Problem Solving

dddanny2006 wrote:There are 10 women and 3 men in room A. One person is picked at random from room A and moved to room B,
where there are already 3 women and 5 men. If a single person is then to be picked from room B, what is the
probability that a woman will be picked?
(A) 13/21 (B) 49/117 (C) 15/52 (D) 5/18 (E) 40/117

GMATGuruNY wrote:

dddanny2006 wrote:There are 10 women and 3 men in room A. One person is picked at random from room A and moved to room B,
where there are already 3 women and 5 men. If a single person is then to be picked from room B, what is the
probability that a woman will be picked?
(A) 13/21 (B) 49/117 (C) 15/52 (D) 5/18 (E) 40/117

P(X and Y) = P(X) * P(Y).
P(X or Y) = P(X) + P(Y).

Case 1: A WOMAN transfers from A to B and then a woman from B is chosen
P(woman transfers from A to B) = 10/13. (Of the 13 people in A, 10 are women.)
After the transfer, the number of women in B increases to 4, while the total number of people in B increases to 9.
P(woman is chosen from B) = 4/9.
Since we want both the first event AND the second event to happen, we MULTIPLY the fractions:
10/13 * 4/9 = 40/117.

Case 2: A MAN transfers from A to B and then a woman from B is chosen
P(man transfers from A to B) = 3/13. (Of the 13 people in A, 3 are men.)
After the transfer, the number of women in B remains 3, while the total number of people in B increases to 9.
P(woman is chosen from B) = 3/9.
Since we want both the first event AND the second event to happen, we MULTIPLY the fractions:
3/13 * 3/9 = 9/117.

Since the outcome will be favorable if Case 1 happens OR if Case 2 happens, we ADD the fractions:
40/117 + 9/117 = 49/117.

The correct answer is B.

dddanny2006 wrote:Instead of doing it this way
Why cant we just send one man to group B,and then check.Also send one woman to group B and then check.Why do we need to calculate probability of 10/13 and 3/13?We know for sure that either a man or a woman will make a move.

Please explain Mitch

GMATGuruNY wrote:

dddanny2006 wrote:Instead of doing it this way
Why cant we just send one man to group B,and then check.Also send one woman to group B and then check.Why do we need to calculate probability of 10/13 and 3/13?We know for sure that either a man or a woman will make a move.

Please explain Mitch

In Case 1, we get to choose from B 4 women out of 9 people ONLY IF A PRECEDING EVENT HAPPENS:
A WOMAN must first transfer from A to B.
Because there is only a 10/13 chance that this preceding event will occur, we must include 10/13 in our calculations.
P(1st event happens) = 10/13.
P(2nd event happens) = 4/9.
P(both events happen) = 10/13 * 4/9 = 40/117.

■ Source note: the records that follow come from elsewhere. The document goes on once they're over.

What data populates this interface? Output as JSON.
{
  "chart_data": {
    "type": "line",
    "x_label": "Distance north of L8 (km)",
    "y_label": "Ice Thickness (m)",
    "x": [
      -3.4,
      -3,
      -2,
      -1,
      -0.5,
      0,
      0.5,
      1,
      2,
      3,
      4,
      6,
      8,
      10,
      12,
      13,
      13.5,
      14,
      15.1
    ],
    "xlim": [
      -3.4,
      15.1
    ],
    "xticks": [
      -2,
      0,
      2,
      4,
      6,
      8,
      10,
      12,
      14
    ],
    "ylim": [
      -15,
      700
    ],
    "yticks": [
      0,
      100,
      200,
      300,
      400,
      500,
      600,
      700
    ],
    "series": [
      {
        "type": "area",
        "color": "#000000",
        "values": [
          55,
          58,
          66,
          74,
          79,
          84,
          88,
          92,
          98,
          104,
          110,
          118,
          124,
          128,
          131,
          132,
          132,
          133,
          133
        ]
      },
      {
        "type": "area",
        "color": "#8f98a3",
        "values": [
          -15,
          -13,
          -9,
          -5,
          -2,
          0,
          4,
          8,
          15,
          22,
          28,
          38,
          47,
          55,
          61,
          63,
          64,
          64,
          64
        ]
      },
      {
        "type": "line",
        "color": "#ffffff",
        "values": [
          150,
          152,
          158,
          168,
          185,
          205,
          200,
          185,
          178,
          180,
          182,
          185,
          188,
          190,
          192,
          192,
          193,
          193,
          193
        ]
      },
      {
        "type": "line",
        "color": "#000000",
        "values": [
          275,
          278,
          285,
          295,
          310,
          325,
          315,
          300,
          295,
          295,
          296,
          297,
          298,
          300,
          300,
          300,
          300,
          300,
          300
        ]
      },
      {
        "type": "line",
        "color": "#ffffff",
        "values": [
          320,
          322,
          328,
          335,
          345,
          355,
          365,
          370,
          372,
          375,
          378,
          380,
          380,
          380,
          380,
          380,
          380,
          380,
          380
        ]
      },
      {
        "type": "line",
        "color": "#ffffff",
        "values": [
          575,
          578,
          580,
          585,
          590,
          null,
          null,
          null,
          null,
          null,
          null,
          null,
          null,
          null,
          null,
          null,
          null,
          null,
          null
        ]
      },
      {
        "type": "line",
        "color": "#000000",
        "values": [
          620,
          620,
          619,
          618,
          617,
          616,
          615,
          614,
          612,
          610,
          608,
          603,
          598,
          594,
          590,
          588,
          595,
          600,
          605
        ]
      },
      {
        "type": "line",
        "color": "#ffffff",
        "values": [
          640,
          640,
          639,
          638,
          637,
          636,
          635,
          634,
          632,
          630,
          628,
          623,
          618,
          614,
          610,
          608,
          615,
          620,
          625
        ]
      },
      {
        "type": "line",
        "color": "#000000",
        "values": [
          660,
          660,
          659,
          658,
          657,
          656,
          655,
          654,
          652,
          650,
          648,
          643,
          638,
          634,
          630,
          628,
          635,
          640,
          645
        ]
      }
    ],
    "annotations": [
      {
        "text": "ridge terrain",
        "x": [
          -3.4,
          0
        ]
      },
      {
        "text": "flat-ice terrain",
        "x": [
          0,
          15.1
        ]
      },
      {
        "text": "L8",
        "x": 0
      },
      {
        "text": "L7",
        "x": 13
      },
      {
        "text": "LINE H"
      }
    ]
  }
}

In Case 2, we get to choose from B 3 women out of 9 people ONLY IF A PRECEDING EVENT HAPPENS:
A MAN must first transfer from A to B.
Because there is only a 3/13 chance that this preceding event will occur, we must include 3/13 in our calculations.
P(1st event happens) = 3/13.
P(2nd event happens) = 3/9.
P(both events happen) = 3/13 * 3/9 = 9/117.

dddanny2006 wrote:Aren't we guaranteed that either a man or a woman will make the move?Either one will happen right?

Kaustubhk wrote:HI Mitch,

Let me ask you one thing, if the question was framed like

There are 10 women and 3 men in room A. One women is picked at random from room A and moved to room B, where there are already 3 women and 5 men. If a single person is then to be picked from room B, what is the probability that a woman will be picked?

The answer in this case will be 40/117 right?

Because it explicitly mentions women getting transferred from Room A to Room B ,we need only one scenario in this case.

Cheers!!!

Kaustubhk wrote:Hi Mitch,

This is a bit confusing why should't we consider the probability of an earlier event? Is it because it is guareented?